Answer: Any pair of schemes $X,Y$ have canonical maps to $S:=Spec(\mathbb{Z})$ and any map
$f: X\rightarrow Y$ is defined over $S$. Hence you may view an arbitry map of schemes as maps over the integers $\mathbb{Z}$. When working over a field $k$ you change your base scheme $S$ to $T:=Spec(k)$. There is a canonical map $\phi: \mathbb{Z}\rightarrow k$ mapping $\phi(m)=\phi(1+ \cdots + 1)=m\phi(1)=m\in k$. Hence the map $X \rightarrow S$ factors canonically as $X \rightarrow T \rightarrow S$. Hence when you are not working over a field $k$ you are working over $\mathbb{Z}$.
Example 1: If $k:=\mathbb{Q} \subseteq K:=\mathbb{Q}(i)$ you may look at two groups:
$$End_k(K)\text{ and }End_K(K).$$
Since $dim_k(K)=2$ it follows $End_k(K)=Mat(2,k)$ is the ring of $2\times 2$-matrices with coefficients in $k$ and $End_K(K)\cong K\cong k^2$. Hence when you change base field the situation changes.
Example 2: A map $\phi^*: Spec(K) \rightarrow Spec(K)$ defined over $k$
is given by an automorphism $\phi \in G(K/k)$ and there is only one map defined over $K$ - the identity map. The Galois group $G(K/k)$ enters in various formulas in algebraic number theory and arithmetic geometry, and when you change the base field, the set of morphisms changes and this relates to the Galois group.
Example 3: If $V\cong \mathbb{k}^{n+1}$ is a vector space over a field $k:=\mathbb{k}$, it follows there is a 1-1 correspondence between maps (over $k$)

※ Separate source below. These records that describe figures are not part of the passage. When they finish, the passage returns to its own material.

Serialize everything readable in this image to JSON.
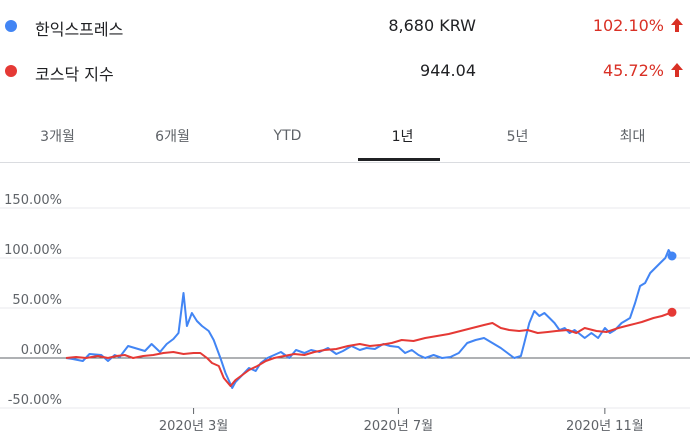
{
  "legend": [
    {
      "name": "한익스프레스",
      "price": "8,680 KRW",
      "change": "102.10%",
      "color": "#4285f4",
      "arrow": "arrow-up-icon"
    },
    {
      "name": "코스닥 지수",
      "price": "944.04",
      "change": "45.72%",
      "color": "#e53935",
      "arrow": "arrow-up-icon"
    }
  ],
  "colors": {
    "up": "#d93025",
    "active_tab": "#202124",
    "axis": "#5f6368",
    "grid": "#e8eaed",
    "zero": "#5f6368"
  },
  "tabs": [
    {
      "label": "3개월",
      "active": false
    },
    {
      "label": "6개월",
      "active": false
    },
    {
      "label": "YTD",
      "active": false
    },
    {
      "label": "1년",
      "active": true
    },
    {
      "label": "5년",
      "active": false
    },
    {
      "label": "최대",
      "active": false
    }
  ],
  "chart_data": {
    "type": "line",
    "ylim": [
      -50,
      150
    ],
    "yticks": [
      "150.00%",
      "100.00%",
      "50.00%",
      "0.00%",
      "-50.00%"
    ],
    "ytick_values": [
      150,
      100,
      50,
      0,
      -50
    ],
    "x_range": [
      "2019-12-16",
      "2020-12-11"
    ],
    "xticks": [
      {
        "label": "2020년 3월",
        "date": "2020-03-01"
      },
      {
        "label": "2020년 7월",
        "date": "2020-07-01"
      },
      {
        "label": "2020년 11월",
        "date": "2020-11-01"
      }
    ],
    "grid": true,
    "series": [
      {
        "name": "한익스프레스",
        "color": "#4285f4",
        "end_marker": true,
        "points": [
          [
            "2019-12-16",
            0
          ],
          [
            "2019-12-20",
            -1
          ],
          [
            "2019-12-26",
            -3
          ],
          [
            "2019-12-30",
            4
          ],
          [
            "2020-01-06",
            3
          ],
          [
            "2020-01-10",
            -3
          ],
          [
            "2020-01-14",
            3
          ],
          [
            "2020-01-17",
            1
          ],
          [
            "2020-01-22",
            12
          ],
          [
            "2020-01-28",
            9
          ],
          [
            "2020-02-01",
            7
          ],
          [
            "2020-02-05",
            14
          ],
          [
            "2020-02-10",
            6
          ],
          [
            "2020-02-14",
            14
          ],
          [
            "2020-02-18",
            19
          ],
          [
            "2020-02-21",
            25
          ],
          [
            "2020-02-24",
            65
          ],
          [
            "2020-02-26",
            32
          ],
          [
            "2020-02-29",
            45
          ],
          [
            "2020-03-03",
            37
          ],
          [
            "2020-03-06",
            32
          ],
          [
            "2020-03-10",
            27
          ],
          [
            "2020-03-13",
            18
          ],
          [
            "2020-03-17",
            0
          ],
          [
            "2020-03-20",
            -15
          ],
          [
            "2020-03-24",
            -30
          ],
          [
            "2020-03-26",
            -24
          ],
          [
            "2020-03-30",
            -17
          ],
          [
            "2020-04-03",
            -10
          ],
          [
            "2020-04-07",
            -13
          ],
          [
            "2020-04-10",
            -5
          ],
          [
            "2020-04-14",
            0
          ],
          [
            "2020-04-18",
            3
          ],
          [
            "2020-04-22",
            6
          ],
          [
            "2020-04-27",
            0
          ],
          [
            "2020-05-01",
            8
          ],
          [
            "2020-05-06",
            5
          ],
          [
            "2020-05-10",
            8
          ],
          [
            "2020-05-15",
            6
          ],
          [
            "2020-05-20",
            10
          ],
          [
            "2020-05-25",
            4
          ],
          [
            "2020-05-29",
            7
          ],
          [
            "2020-06-03",
            12
          ],
          [
            "2020-06-08",
            8
          ],
          [
            "2020-06-12",
            10
          ],
          [
            "2020-06-17",
            9
          ],
          [
            "2020-06-22",
            14
          ],
          [
            "2020-06-26",
            12
          ],
          [
            "2020-07-01",
            11
          ],
          [
            "2020-07-05",
            5
          ],
          [
            "2020-07-09",
            8
          ],
          [
            "2020-07-13",
            3
          ],
          [
            "2020-07-17",
            0
          ],
          [
            "2020-07-22",
            3
          ],
          [
            "2020-07-27",
            0
          ],
          [
            "2020-08-01",
            1
          ],
          [
            "2020-08-06",
            5
          ],
          [
            "2020-08-11",
            15
          ],
          [
            "2020-08-16",
            18
          ],
          [
            "2020-08-21",
            20
          ],
          [
            "2020-08-26",
            15
          ],
          [
            "2020-08-31",
            10
          ],
          [
            "2020-09-04",
            5
          ],
          [
            "2020-09-08",
            0
          ],
          [
            "2020-09-12",
            2
          ],
          [
            "2020-09-14",
            15
          ],
          [
            "2020-09-17",
            35
          ],
          [
            "2020-09-20",
            47
          ],
          [
            "2020-09-23",
            42
          ],
          [
            "2020-09-26",
            45
          ],
          [
            "2020-09-29",
            40
          ],
          [
            "2020-10-02",
            35
          ],
          [
            "2020-10-05",
            28
          ],
          [
            "2020-10-08",
            30
          ],
          [
            "2020-10-11",
            25
          ],
          [
            "2020-10-14",
            28
          ],
          [
            "2020-10-17",
            24
          ],
          [
            "2020-10-20",
            20
          ],
          [
            "2020-10-24",
            25
          ],
          [
            "2020-10-28",
            20
          ],
          [
            "2020-11-01",
            30
          ],
          [
            "2020-11-04",
            25
          ],
          [
            "2020-11-07",
            28
          ],
          [
            "2020-11-11",
            35
          ],
          [
            "2020-11-14",
            38
          ],
          [
            "2020-11-16",
            40
          ],
          [
            "2020-11-19",
            55
          ],
          [
            "2020-11-22",
            72
          ],
          [
            "2020-11-25",
            75
          ],
          [
            "2020-11-28",
            85
          ],
          [
            "2020-12-01",
            90
          ],
          [
            "2020-12-04",
            95
          ],
          [
            "2020-12-07",
            100
          ],
          [
            "2020-12-09",
            108
          ],
          [
            "2020-12-11",
            102
          ]
        ]
      },
      {
        "name": "코스닥 지수",
        "color": "#e53935",
        "end_marker": true,
        "points": [
          [
            "2019-12-16",
            0
          ],
          [
            "2019-12-22",
            1
          ],
          [
            "2019-12-28",
            0
          ],
          [
            "2020-01-04",
            2
          ],
          [
            "2020-01-10",
            0
          ],
          [
            "2020-01-15",
            2
          ],
          [
            "2020-01-20",
            3
          ],
          [
            "2020-01-25",
            0
          ],
          [
            "2020-01-31",
            2
          ],
          [
            "2020-02-06",
            3
          ],
          [
            "2020-02-12",
            5
          ],
          [
            "2020-02-18",
            6
          ],
          [
            "2020-02-24",
            4
          ],
          [
            "2020-03-01",
            5
          ],
          [
            "2020-03-05",
            5
          ],
          [
            "2020-03-09",
            0
          ],
          [
            "2020-03-12",
            -5
          ],
          [
            "2020-03-16",
            -8
          ],
          [
            "2020-03-19",
            -20
          ],
          [
            "2020-03-23",
            -28
          ],
          [
            "2020-03-26",
            -22
          ],
          [
            "2020-03-30",
            -17
          ],
          [
            "2020-04-03",
            -12
          ],
          [
            "2020-04-08",
            -8
          ],
          [
            "2020-04-13",
            -3
          ],
          [
            "2020-04-18",
            0
          ],
          [
            "2020-04-24",
            2
          ],
          [
            "2020-04-30",
            4
          ],
          [
            "2020-05-06",
            3
          ],
          [
            "2020-05-12",
            6
          ],
          [
            "2020-05-18",
            8
          ],
          [
            "2020-05-25",
            9
          ],
          [
            "2020-06-01",
            12
          ],
          [
            "2020-06-08",
            14
          ],
          [
            "2020-06-14",
            12
          ],
          [
            "2020-06-20",
            13
          ],
          [
            "2020-06-27",
            15
          ],
          [
            "2020-07-03",
            18
          ],
          [
            "2020-07-10",
            17
          ],
          [
            "2020-07-17",
            20
          ],
          [
            "2020-07-24",
            22
          ],
          [
            "2020-07-31",
            24
          ],
          [
            "2020-08-07",
            27
          ],
          [
            "2020-08-14",
            30
          ],
          [
            "2020-08-21",
            33
          ],
          [
            "2020-08-26",
            35
          ],
          [
            "2020-08-31",
            30
          ],
          [
            "2020-09-05",
            28
          ],
          [
            "2020-09-11",
            27
          ],
          [
            "2020-09-16",
            28
          ],
          [
            "2020-09-22",
            25
          ],
          [
            "2020-09-28",
            26
          ],
          [
            "2020-10-03",
            27
          ],
          [
            "2020-10-10",
            28
          ],
          [
            "2020-10-15",
            25
          ],
          [
            "2020-10-20",
            30
          ],
          [
            "2020-10-27",
            27
          ],
          [
            "2020-11-02",
            26
          ],
          [
            "2020-11-09",
            30
          ],
          [
            "2020-11-16",
            33
          ],
          [
            "2020-11-23",
            36
          ],
          [
            "2020-11-30",
            40
          ],
          [
            "2020-12-05",
            42
          ],
          [
            "2020-12-11",
            45.72
          ]
        ]
      }
    ]
  }
}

$$ x: Spec(k) \rightarrow \mathbb{P}(V^*)$$
and lines $l_{x} \subseteq V$. Hence the $k$-rational points $x \in \mathbb{P}(V^*)(k)$ correspond 1-1 to lines $l_x \subseteq V$. This reflects the fact that projective space $\mathbb{P}(V^*)$ is a parameter space - it parametrize lines in $V$.